As in all neurons voltage-gated sodium channels are responsible for the origin and transmission of action potentials in Purkinje cells. They are expressed primarily in the soma and axon of the Purkinje cell. In the dendritic tree takes its density with increasing distance from the soma rapidly. For this reason, the action potential in Purkinje cells penetrate in contrast to other types of neurons, such as pyramidal cells in the hippocampus is not strong in the dendritic tree. In the Purkinje cells of mammals, especially the sodium channels Nav1.1, Nav1.2, and Nav1.6 are expressed.

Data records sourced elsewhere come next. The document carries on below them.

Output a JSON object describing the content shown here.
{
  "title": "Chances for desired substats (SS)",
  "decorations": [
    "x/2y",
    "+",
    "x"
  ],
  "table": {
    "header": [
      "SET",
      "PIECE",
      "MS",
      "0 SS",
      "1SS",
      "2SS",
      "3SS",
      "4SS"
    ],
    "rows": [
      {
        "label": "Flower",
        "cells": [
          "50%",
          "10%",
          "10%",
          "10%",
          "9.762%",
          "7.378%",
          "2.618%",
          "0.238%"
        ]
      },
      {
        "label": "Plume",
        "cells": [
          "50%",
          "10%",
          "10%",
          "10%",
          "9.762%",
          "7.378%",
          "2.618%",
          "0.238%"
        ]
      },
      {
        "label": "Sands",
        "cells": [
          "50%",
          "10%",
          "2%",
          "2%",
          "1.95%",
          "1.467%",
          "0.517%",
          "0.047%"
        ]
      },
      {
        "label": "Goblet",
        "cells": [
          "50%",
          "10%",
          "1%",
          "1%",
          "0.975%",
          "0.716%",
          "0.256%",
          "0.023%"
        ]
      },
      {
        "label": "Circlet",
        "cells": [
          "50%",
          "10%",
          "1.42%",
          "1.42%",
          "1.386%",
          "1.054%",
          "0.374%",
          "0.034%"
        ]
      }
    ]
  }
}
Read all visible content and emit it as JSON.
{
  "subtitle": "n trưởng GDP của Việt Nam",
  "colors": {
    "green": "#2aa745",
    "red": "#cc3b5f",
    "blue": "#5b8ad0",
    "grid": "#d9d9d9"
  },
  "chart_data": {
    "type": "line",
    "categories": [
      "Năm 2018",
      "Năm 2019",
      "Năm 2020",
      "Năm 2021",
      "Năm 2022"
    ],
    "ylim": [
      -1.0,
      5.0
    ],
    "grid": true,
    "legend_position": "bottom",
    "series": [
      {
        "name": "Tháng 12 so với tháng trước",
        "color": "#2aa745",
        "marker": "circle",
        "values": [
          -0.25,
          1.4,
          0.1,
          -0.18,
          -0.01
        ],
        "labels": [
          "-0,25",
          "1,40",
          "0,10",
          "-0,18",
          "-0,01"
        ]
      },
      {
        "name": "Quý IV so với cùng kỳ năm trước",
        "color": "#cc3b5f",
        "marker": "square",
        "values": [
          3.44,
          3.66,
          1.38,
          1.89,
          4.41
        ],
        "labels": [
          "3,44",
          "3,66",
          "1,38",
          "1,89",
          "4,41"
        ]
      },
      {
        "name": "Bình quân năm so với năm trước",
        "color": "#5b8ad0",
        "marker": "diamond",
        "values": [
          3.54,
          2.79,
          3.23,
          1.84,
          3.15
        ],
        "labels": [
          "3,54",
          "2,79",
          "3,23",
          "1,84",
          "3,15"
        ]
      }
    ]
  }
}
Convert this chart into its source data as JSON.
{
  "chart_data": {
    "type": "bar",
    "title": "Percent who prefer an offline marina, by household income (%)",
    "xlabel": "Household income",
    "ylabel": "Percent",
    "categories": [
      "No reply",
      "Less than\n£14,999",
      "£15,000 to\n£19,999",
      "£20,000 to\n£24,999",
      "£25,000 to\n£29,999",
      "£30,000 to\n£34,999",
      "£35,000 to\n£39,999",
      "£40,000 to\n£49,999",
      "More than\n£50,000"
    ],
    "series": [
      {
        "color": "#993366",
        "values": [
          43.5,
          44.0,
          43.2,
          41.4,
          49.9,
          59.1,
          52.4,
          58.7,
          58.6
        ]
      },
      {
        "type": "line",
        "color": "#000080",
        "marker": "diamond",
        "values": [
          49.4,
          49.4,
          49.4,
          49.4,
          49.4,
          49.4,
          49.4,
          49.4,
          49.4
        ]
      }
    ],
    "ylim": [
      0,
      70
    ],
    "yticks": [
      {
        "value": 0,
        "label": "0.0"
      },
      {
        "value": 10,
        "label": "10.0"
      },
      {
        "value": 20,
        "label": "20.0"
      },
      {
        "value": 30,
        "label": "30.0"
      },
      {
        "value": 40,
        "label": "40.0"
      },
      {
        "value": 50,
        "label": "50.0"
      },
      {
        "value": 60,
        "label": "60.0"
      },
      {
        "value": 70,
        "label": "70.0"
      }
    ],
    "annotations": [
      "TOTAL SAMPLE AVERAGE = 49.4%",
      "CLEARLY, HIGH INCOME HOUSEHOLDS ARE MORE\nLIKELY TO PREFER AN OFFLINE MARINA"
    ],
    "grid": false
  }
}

In the dendritic tree and soma of the Purkinje cells, there are voltage-dependent calcium channels that belong for the most part to the P / Q-type. This effect at high depolarization ( such as an action potential, or synaptic activity of climbing and / or parallel fibers) an influx of calcium ions into the cell.

In the membrane of the endoplasmic reticulum (ER) of Purkinje cells are ligand- activated calcium channels, both IP3 receptors and ryanodine receptors. Both set when activated calcium ions from the ER calcium storage in the cytosol free and there increasing the concentration of so-called free calcium ions. Of the various receptors of the subtype 1 IP3 ( IP3R1 ) in Purkinje cells is primarily expressed as compared to other cell types in at least a 10-fold amount.

Spontaneous activity of Purkinje cells

Purkinje cells are characterized by a high level of spontaneous activity. By this is meant that they generate action potentials regardless of whether they are excited by climbing or parallel fibers. They fire at a frequency of about 50-150 Hz as rhythm generators commonly used are calcium - activated potassium channels, the so-called BK channels.